I’m not alone in this thinking. While the most ardent detractors of the film maintain their distaste, the film has earned itself a positive wave of revisionist spin in recent years. Age has been kind to this particular Jason. Only three years ago, BD’s Trace Thurman gave the 2009 reboot the edge over the 1980 original in his feature, ‘Friday the 13th (1980) vs ‘Friday the 13th (2009)’, citing the latter film’s direction, script, scares, and final girl(s) as superior to the original’s.
Writing for Collider.com in October 2018, Haleigh Foutch argued, “In the age of meta-horror, it’s hard to find a straight up slasher, and few remakes have ticked the boxes as well as Friday the 13th.” She includes the film on a list of near-unanimously well regarded remakes/reboots that includes Evil Dead, The Crazies, and Dawn of the Dead.

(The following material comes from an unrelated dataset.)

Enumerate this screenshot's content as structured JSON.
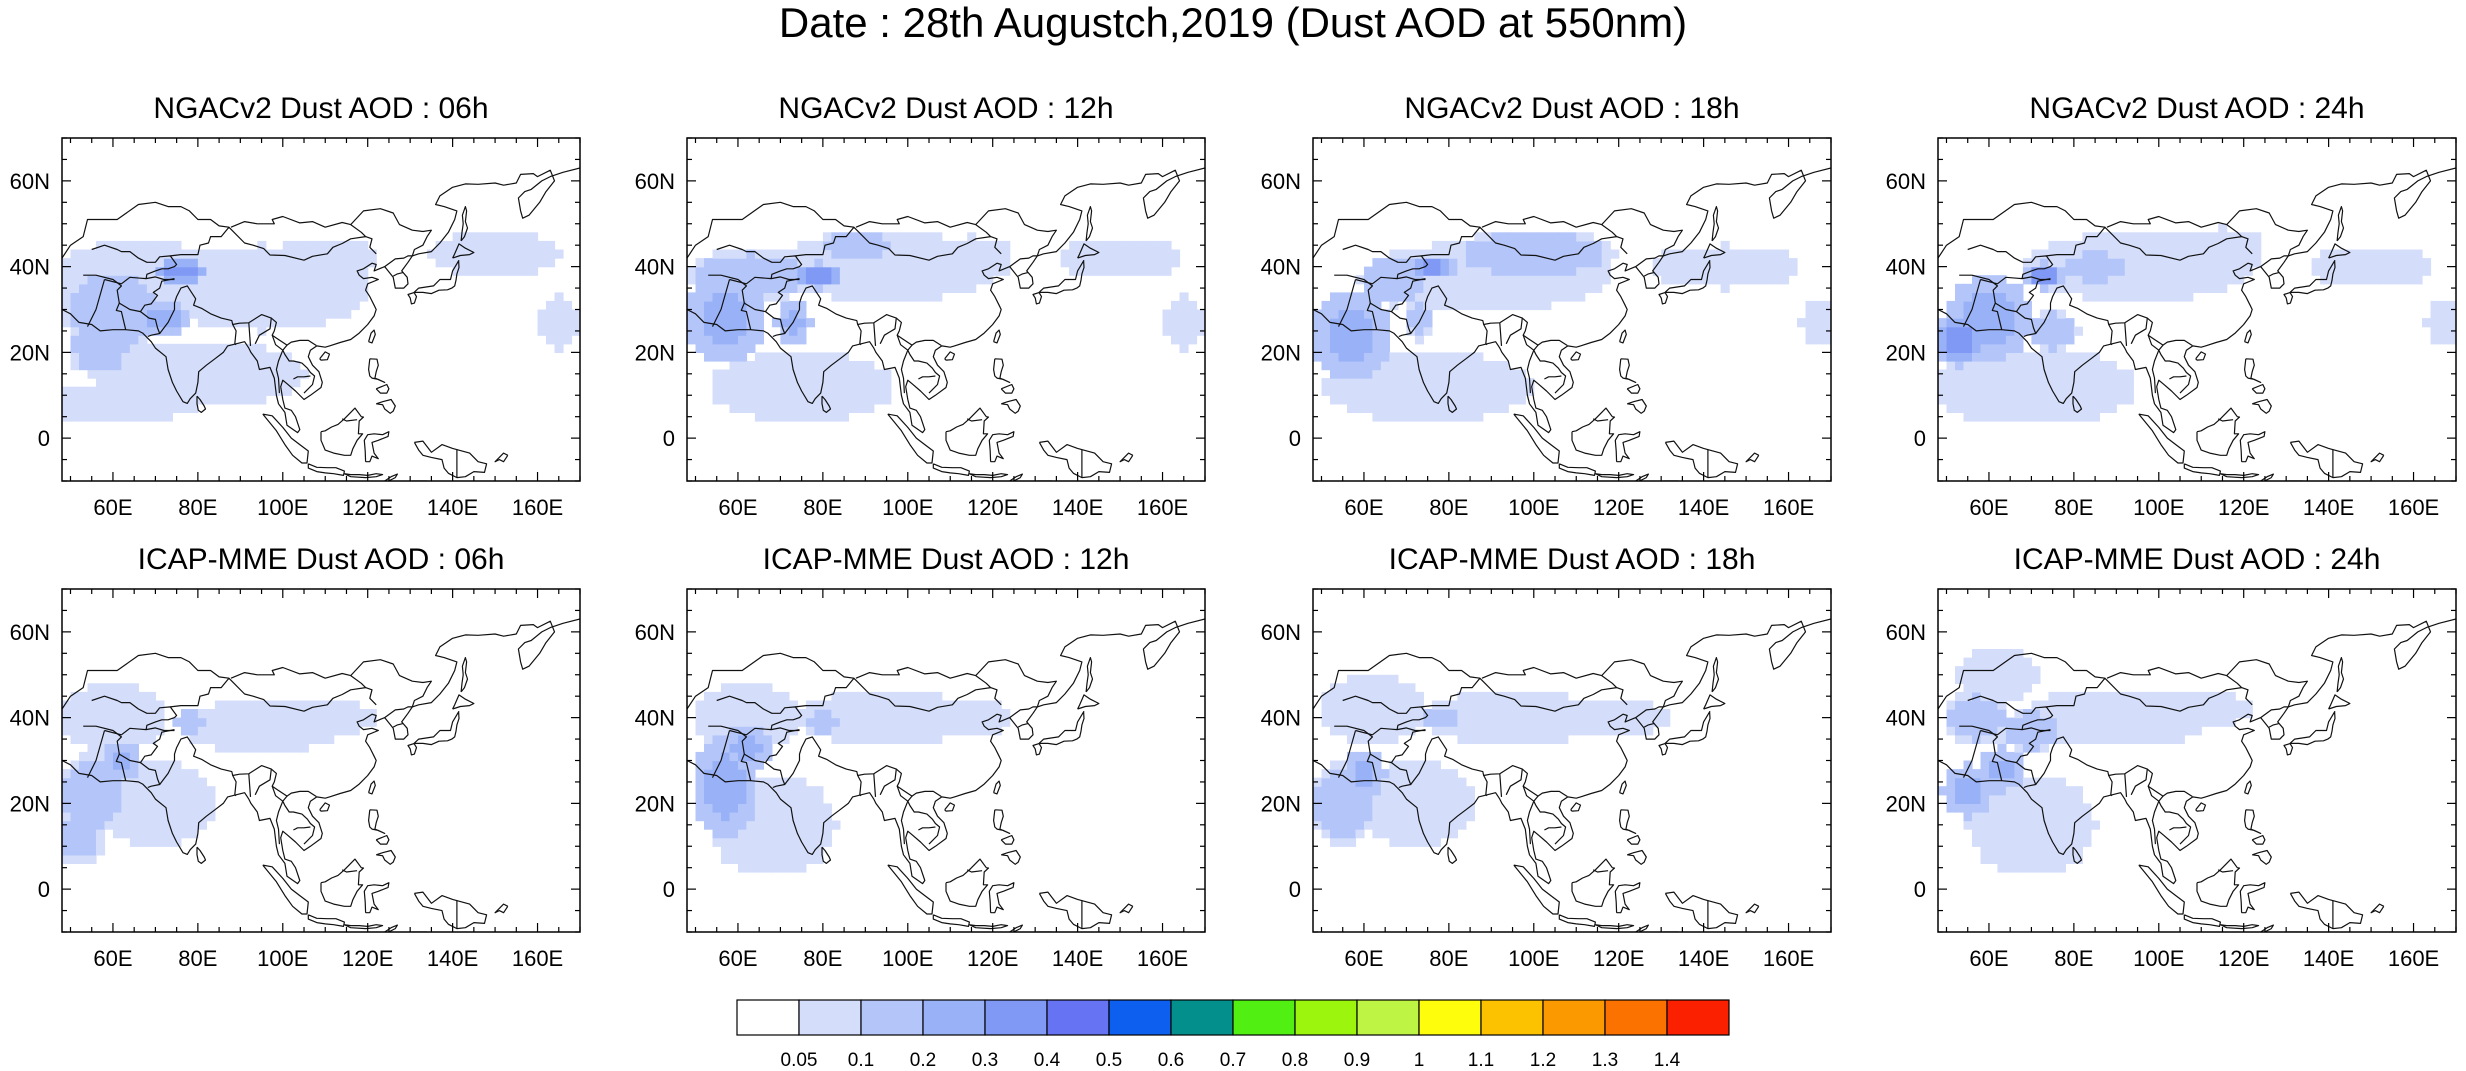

And on January 8th, the Friday the 13th: The Franchise Twitter account tweeted: “The prologue of the #Fridaythe13th 2009 is some of the best Friday the 13th fans have ever witnessed on film. Fun and engaging characters and a cunning, brutal #JasonVoorhees”. The comment received a number of positive responses, and echoed the sentiment of several fans.
Admittedly, this is only a snapshot of the newfound embrace of the reboot. Again, countless people still hate the film, and it’s unlikely that their opinions will sway, but it could be argued that the middle has shifted positively in the ten years since its release. This could be a result of the absence of content in a decade. The old adage applies; distance makes our hearts grow fonder. For a small crop of fans, it’s as if the wait we’ve had to endure for a new movie has allowed (or forced, depending on your perspective) us to take another look at the reboot, and a number of people have gained an appreciation for the film.
Legendary critic and noted Friday the 13th hater Roger Ebert called the 2009 film “about the best Friday the 13th movie you could hope for.” Noting that “its technical credits are excellent. It has a lot of scary and gruesome killings.” His compliments are backhanded, of course; he’s teasing us, but he’s not far off. The film is the effective modern conception of the Jason mythos. It’s time to let go of the grudges so many people held against Platinum Dunes’ Friday the 13th. Fine, “your” Jason doesn’t set traps or hunt victims. If you prefer that Jason, keep telling that version around the campfire. But the contemporary American folklore begs for evolution.
This February 13th will come and go, and the active longest stretch between Friday the 13th films will hit ten years, a franchise death-curse that only extends with each passing day. When the franchise inevitably returns, it will almost certainly ignore the events of 2009’s Friday the 13th, and it should. That future interpretation of Jason should reflect its time. Maybe it’s set in the 80s or maybe it’s 2020, but his story will be told again through the campfire filter of folklore; new but familiar. Ten years ago we got a movie that did exactly this.
You can’t please everyone. But if you’re in the camp that finds Nispel’s Friday the 13th to be overlooked and underappreciated, or maybe you’re somewhere in the middle, you don’t have to hide anymore, you’re in good company.